There are no specific prerequisites for this class. It is gentle and suitable for people of any age and ability. Students who have had some experience in Shaolin Gentle Kung Fu and Rou Quan taught here at STQI or have had previous experience in Shaolin or Wudang Qigong classes here at STQI will have an easy transition into the form and a deeper understanding of it’s meanings. Students who have previous experience with Taiji will likewise connect easily with this class. However, no direct experience is required and we will take students from a beginner level deep into this form over time.

The Teacher

David began his training in Chinese Martial Arts in 1987 as a Taiji Student at the “Rising Sun School of T’ai Chi Chuan”, here in Toronto, learning Yang Style Taiji, including taiji sword and taiji staff. In 1990, he began training with Grandmaster Pan Qing Fu after seeing him in the movies, “Shaolin Temple” and “Iron and Silk”. He eventually became Pan Qing Fu’s disciple and learned many Kung Fu styles taught by Pan, such as, Long Fist, Tiger Style, Bagua, XingYi, Taiji as well as Chin Na and Shuai Jiao. Pan had an affinity with weapons and passed on to David training in a number of weapons including; Guan Dao, Pu Dao, Staff, Spear, Straight Sword, Broadsword, Double Broadsword, NanDao, Nine-Section Whip, Three-Section Staff, DaGun, Double Daggers and Long Sword. Alongside Grandmaster Pan, David performed at many tournaments and festivals in Canada, including the opening ceremonies of the Martial Arts Pan Am Games.

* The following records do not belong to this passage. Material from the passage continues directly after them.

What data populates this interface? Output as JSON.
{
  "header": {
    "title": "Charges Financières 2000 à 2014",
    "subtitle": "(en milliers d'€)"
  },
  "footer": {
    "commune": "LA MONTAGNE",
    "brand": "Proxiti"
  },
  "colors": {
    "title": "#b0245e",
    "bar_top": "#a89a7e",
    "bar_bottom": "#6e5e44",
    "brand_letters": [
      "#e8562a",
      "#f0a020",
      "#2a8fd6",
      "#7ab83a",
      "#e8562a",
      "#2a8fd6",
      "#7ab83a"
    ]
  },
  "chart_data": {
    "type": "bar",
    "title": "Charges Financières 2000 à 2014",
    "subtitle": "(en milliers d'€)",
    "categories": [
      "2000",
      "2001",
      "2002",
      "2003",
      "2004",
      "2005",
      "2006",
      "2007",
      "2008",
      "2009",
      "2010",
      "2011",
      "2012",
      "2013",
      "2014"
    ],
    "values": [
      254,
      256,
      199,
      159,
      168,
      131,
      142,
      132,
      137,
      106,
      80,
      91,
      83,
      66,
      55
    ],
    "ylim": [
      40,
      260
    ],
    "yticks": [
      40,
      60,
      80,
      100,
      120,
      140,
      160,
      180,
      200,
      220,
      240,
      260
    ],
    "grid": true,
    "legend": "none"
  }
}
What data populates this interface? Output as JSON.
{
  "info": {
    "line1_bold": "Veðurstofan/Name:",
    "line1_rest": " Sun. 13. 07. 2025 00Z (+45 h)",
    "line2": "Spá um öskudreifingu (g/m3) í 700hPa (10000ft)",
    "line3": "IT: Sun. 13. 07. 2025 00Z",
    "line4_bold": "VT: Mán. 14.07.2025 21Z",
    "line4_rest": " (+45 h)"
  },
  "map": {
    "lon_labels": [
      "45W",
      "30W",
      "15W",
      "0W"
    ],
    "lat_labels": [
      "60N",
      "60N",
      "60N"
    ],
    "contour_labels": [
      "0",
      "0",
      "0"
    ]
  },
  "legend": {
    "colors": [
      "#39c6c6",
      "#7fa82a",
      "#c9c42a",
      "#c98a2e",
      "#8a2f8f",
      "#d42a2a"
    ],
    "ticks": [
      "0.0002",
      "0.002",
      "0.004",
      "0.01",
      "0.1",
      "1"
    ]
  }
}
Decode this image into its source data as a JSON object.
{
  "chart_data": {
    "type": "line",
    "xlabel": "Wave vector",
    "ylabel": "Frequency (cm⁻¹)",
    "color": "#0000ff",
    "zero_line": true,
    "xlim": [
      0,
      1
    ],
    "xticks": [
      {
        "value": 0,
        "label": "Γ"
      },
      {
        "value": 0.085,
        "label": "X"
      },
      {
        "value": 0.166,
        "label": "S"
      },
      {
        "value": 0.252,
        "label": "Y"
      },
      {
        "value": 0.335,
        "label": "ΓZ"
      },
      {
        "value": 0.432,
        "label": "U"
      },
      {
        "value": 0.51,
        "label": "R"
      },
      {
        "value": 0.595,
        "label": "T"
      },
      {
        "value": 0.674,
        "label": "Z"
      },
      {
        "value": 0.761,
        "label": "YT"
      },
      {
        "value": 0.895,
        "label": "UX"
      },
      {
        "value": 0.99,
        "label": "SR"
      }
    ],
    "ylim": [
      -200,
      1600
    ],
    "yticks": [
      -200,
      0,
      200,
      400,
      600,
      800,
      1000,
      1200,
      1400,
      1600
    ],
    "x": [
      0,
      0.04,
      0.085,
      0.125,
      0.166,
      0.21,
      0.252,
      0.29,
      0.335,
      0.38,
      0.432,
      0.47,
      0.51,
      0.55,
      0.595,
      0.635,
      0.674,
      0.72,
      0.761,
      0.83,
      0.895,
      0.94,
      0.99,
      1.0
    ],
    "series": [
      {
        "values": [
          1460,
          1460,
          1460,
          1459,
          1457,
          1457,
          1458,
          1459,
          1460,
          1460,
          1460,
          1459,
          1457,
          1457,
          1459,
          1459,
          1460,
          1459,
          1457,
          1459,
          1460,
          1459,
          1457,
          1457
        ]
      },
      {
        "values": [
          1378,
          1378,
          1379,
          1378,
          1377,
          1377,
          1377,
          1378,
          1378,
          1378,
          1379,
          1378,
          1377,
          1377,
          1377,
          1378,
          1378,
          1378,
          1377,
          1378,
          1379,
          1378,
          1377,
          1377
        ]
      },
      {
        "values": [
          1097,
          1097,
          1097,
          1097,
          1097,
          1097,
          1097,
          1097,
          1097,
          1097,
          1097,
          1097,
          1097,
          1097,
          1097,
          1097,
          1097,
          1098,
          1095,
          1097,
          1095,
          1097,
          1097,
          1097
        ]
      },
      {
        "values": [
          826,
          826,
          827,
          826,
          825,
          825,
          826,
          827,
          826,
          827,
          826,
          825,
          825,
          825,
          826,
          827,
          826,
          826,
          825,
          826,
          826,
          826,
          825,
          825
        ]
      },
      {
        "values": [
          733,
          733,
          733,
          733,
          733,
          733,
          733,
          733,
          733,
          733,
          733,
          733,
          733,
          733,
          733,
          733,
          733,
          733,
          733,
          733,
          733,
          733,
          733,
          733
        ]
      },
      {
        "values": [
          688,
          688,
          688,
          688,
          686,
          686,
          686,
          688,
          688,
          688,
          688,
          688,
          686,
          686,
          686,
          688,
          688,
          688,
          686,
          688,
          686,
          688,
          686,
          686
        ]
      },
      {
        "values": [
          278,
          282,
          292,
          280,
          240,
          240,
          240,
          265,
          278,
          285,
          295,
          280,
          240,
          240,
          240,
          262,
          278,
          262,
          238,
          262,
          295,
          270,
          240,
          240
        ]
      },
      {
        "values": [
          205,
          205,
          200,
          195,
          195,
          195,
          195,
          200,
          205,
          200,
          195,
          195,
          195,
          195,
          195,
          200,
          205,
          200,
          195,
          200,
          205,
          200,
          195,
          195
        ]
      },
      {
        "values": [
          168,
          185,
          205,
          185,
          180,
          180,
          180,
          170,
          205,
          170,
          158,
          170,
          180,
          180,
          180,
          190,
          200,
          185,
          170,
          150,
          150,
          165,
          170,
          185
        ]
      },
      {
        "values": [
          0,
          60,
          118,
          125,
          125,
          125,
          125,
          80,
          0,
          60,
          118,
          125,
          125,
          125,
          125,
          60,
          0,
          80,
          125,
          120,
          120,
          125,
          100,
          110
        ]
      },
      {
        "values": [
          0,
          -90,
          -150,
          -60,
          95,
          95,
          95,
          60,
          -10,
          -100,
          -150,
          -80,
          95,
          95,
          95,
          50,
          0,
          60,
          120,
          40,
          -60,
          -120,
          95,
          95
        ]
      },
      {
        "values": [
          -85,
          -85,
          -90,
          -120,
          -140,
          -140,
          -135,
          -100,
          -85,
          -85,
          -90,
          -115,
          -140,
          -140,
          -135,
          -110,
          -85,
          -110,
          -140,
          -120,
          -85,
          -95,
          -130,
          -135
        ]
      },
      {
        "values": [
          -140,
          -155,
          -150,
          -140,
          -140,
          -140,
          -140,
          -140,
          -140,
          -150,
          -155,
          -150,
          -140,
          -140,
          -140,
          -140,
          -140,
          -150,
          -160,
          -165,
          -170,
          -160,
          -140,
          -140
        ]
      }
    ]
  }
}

Grandmaster Pan Qing Fu passed away in July of 2017 and asked David to eventually pass on his “Iron and Silk Kung Fu”. Recently David became a student of Shi Chang Dao and has studied at STQI for two years to begin to learn the ways of Shaolin. David studies Shaolin Kung Fu, Gentle Kung Fu and Shaolin Qigong under the guidance of Master Dao. With coaching from Master Dao, he recently competed with Shaolin Team Canada at the 12th Zhengzhou International Shaolin Wushu Festival in China in Tong Bei Quan and Yin Shou Gun. After the death of his Master, Pan Qing Fu, David now travels to China and stays in the Wudang Mountains with Master Yuan Xiu Gang. During his weeks or months in Wudang he undergoes intensive training and study of Wudang Daoist Traditional Kung Fu, Qigong and Meditation. To date, he has covered empty hand forms, sword forms, other weapons such as Pu Dao and Internal forms such as Tai Yi forms.